According to Wilson, the new owners have no plans to cut jobs.

"We intend to keep Miller Motorsports Park as you know it, operating at or above the level it is today," Wilson said.

When the commissioners opened the meeting for questions from the public, they were asked whether Mitime submitted the highest "bid" from what Milne previously described as "multiple suitors."

Although the question was not directly answered, commissioner Wade Bitner noted the county accepted "proposals, not bids."

One study cited by the county commission estimated the impact of the new deal on the local economy at $1 billion over the next 25 years.

"From the beginning," Milne said, "we have viewed a new owner with passion for racing and a long-term vision of continued investment as the best possible outcome. … That has remained our driving force during consideration of these proposals."

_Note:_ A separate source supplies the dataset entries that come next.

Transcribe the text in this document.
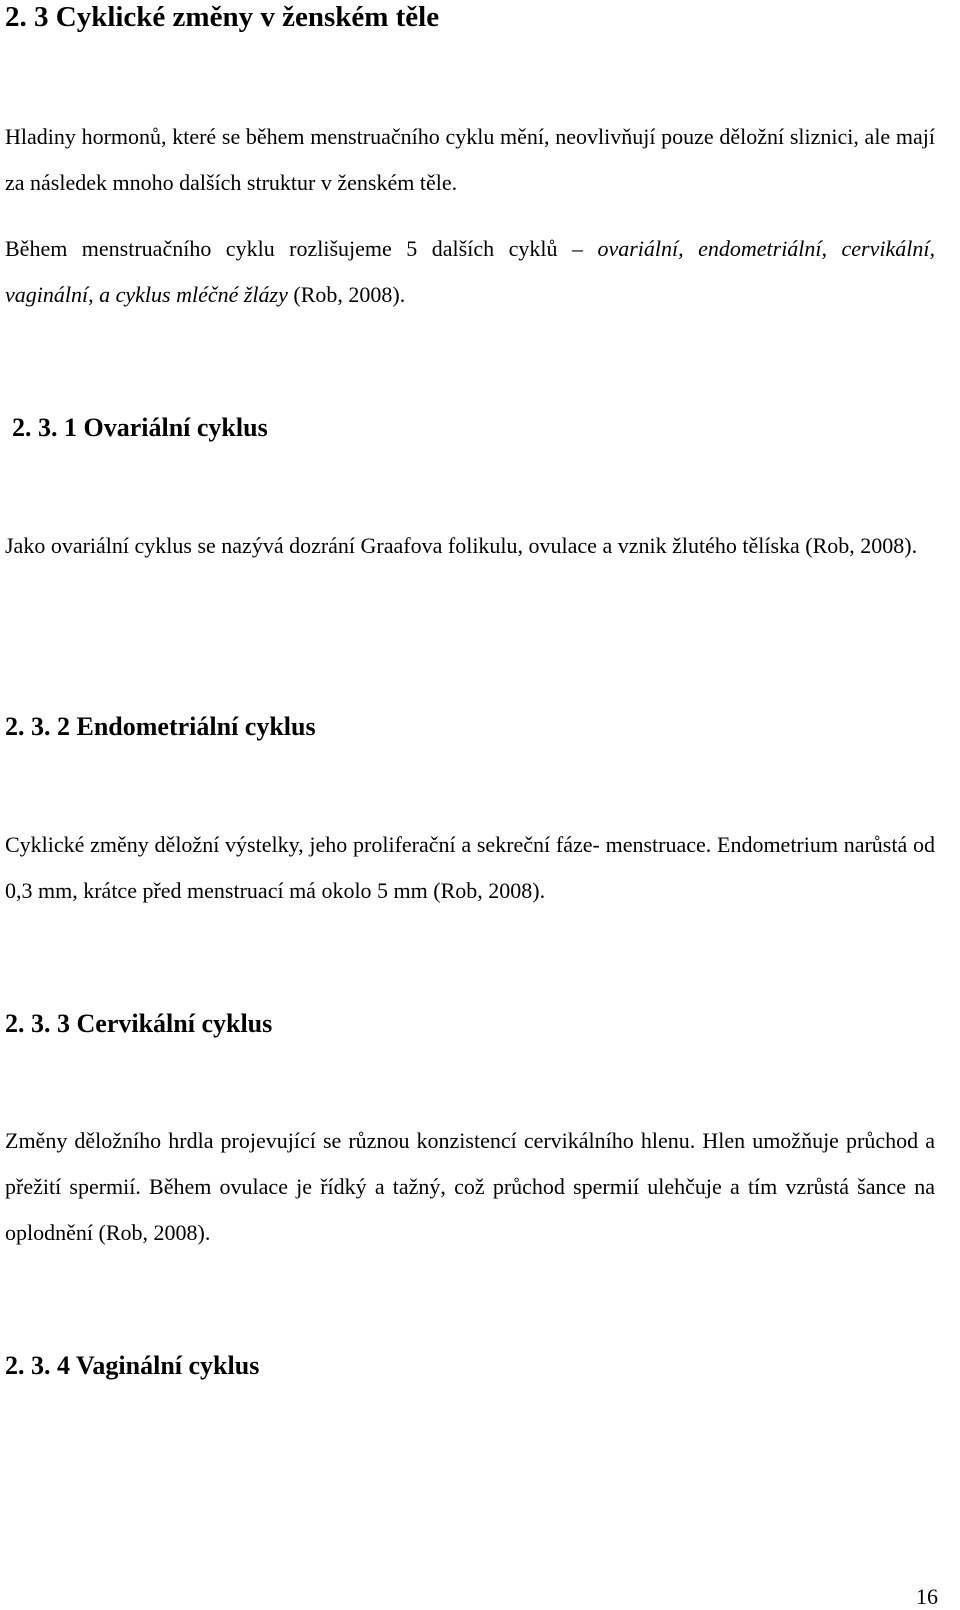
2. 3 Cyklické změny v ženském těle

Hladiny hormonů, které se během menstruačního cyklu mění, neovlivňují pouze děložní sliznici, ale mají za následek mnoho dalších struktur v ženském těle.

Během menstruačního cyklu rozlišujeme 5 dalších cyklů – ovariální, endometriální, cervikální, vaginální, a cyklus mléčné žlázy (Rob, 2008).

2. 3. 1 Ovariální cyklus

Jako ovariální cyklus se nazývá dozrání Graafova folikulu, ovulace a vznik žlutého tělíska (Rob, 2008).

2. 3. 2 Endometriální cyklus

Cyklické změny děložní výstelky, jeho proliferační a sekreční fáze- menstruace. Endometrium narůstá od 0,3 mm, krátce před menstruací má okolo 5 mm (Rob, 2008).

2. 3. 3 Cervikální cyklus

Změny děložního hrdla projevující se různou konzistencí cervikálního hlenu. Hlen umožňuje průchod a přežití spermií. Během ovulace je řídký a tažný, což průchod spermií ulehčuje a tím vzrůstá šance na oplodnění (Rob, 2008).

2. 3. 4 Vaginální cyklus
16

Miller Motorsports Park opened in 2006 as the dream of Larry H. Miller. Miller died in 2009, and in May, the LHM Group of Companies announced it was getting out of the racetrack business.

"On behalf of my family," Gail Miller said at the time, "I would like to thank all of those who have supported the track over the years, both locally and worldwide, for their enthusiasm and use of the facility."

From the start, Miller Motorsports struggled financially, even though it received critical acclaim as one of the best road courses in the world.

"We want to make the business work better," Wilson said. "… But this is the friendliest race track in North America. Anyone will tell you that, and we want to build on that."